Sébastien Huyghe, commissaire de la CNIL en charge du secteur de l’identité ne s’est jamais prononcé, malgré cinq navettes parlementaires, sur ce fichier des "gens honnêtes".
Censer incarner la défense de nos droits informatique et libertés, ce député du Nord (UMP) avait par ailleurs déposé un amendement de sorte que les fichiers policiers puissent être consultés pour sélectionner les "jurés populaires", alors même que la CNIL n’a pourtant de cesse de répéter depuis des années que ces fichiers sont truffés d’erreurs. [5]

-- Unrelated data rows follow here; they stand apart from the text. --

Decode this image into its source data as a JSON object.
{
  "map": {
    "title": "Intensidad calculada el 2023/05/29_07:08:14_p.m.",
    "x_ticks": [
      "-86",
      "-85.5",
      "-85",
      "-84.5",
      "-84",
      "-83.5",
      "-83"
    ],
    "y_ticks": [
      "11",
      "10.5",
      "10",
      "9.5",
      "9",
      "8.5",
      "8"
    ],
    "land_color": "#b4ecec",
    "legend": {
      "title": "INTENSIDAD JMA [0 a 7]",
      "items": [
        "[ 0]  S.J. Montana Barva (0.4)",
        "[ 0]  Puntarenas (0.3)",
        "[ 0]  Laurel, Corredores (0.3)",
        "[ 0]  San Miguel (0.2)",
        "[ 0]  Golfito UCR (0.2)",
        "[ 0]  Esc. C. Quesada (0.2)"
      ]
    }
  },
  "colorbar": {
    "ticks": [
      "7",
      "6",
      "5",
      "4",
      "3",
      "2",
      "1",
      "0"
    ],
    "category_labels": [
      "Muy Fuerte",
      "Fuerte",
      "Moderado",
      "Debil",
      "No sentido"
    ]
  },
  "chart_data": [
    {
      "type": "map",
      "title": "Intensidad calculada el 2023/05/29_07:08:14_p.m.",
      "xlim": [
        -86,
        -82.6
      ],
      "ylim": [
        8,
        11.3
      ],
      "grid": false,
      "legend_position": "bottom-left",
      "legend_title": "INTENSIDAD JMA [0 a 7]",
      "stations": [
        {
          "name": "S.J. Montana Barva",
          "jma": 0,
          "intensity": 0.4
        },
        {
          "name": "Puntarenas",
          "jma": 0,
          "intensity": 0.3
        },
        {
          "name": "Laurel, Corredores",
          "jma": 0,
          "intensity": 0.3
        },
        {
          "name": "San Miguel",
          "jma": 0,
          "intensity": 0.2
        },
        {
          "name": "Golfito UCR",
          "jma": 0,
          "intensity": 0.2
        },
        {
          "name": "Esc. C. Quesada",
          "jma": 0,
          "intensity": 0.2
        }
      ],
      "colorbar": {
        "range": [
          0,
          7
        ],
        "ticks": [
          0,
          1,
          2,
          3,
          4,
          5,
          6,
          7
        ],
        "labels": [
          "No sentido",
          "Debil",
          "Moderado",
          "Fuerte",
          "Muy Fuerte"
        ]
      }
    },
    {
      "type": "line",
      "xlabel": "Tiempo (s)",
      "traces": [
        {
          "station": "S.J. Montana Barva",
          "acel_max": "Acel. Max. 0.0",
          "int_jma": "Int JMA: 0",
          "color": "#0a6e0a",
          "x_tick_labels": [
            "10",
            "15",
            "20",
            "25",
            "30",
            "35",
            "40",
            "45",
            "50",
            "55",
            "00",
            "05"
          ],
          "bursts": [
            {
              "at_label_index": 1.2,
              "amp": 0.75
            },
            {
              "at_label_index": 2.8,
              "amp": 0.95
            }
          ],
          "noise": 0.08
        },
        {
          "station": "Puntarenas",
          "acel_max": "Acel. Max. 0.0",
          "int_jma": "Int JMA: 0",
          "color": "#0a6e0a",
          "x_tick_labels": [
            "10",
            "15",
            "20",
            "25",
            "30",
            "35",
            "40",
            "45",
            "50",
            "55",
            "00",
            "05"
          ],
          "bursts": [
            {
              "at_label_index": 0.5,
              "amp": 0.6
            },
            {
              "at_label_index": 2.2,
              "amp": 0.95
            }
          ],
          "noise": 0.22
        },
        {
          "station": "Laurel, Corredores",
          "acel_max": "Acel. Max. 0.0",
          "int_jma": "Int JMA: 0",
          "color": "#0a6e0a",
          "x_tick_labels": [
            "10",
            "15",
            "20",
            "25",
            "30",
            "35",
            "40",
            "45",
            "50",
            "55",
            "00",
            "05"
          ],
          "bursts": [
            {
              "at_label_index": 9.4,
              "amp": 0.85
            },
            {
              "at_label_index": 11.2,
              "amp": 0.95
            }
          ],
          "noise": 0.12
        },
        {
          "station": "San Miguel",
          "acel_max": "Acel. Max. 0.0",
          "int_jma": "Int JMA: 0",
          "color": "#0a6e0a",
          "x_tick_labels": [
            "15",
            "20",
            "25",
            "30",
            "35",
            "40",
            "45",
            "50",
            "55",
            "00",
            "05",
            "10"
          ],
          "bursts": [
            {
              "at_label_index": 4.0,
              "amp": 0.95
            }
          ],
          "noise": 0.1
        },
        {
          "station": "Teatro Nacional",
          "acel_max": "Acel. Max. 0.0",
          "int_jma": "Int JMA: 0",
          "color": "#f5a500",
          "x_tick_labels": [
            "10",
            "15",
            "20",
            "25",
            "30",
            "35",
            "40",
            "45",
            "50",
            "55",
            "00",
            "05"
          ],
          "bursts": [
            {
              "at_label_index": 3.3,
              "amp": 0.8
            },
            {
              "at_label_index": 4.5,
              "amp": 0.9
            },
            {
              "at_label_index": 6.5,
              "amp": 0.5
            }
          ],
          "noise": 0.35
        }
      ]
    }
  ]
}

L’assemblée dit oui le conseil constitutionnel dit non

La loi instaurant un fichier qui centralisera les données biométriques des Français a été définitivement adoptée le 6 mars 2012 par l’Assemblée Nationale. Le texte a été voté par 285 voix pour, celles de l’UMP et du Nouveau Centre, contre 173 voix, celles de la gauche.

Nous nous apprêtions donc à voir l’administration nous fabriquer de toutes nouvelles cartes d’identité équipées de deux puces électroniques, comme le précisait le texte... mais c’était sans compter sur les sages du conseil constitutionnel.

Des parlementaires PS saisissent les Sages. Ces derniers ont finalement censuré la disposition qui visait à donner accès à ce fichier à la police et à la gendarmerie, réduisant ainsi le fichier des « gens honnêtes » à un bref souvenir de débat à l’assemblée : « En permettant que les données enregistrées dans ce fichier soient consultées à des fins de police administrative ou judiciaire, le législateur aurait omis d’adopter les garanties légales contre le risque d’arbitraire », précisait le Conseil constitutionnel.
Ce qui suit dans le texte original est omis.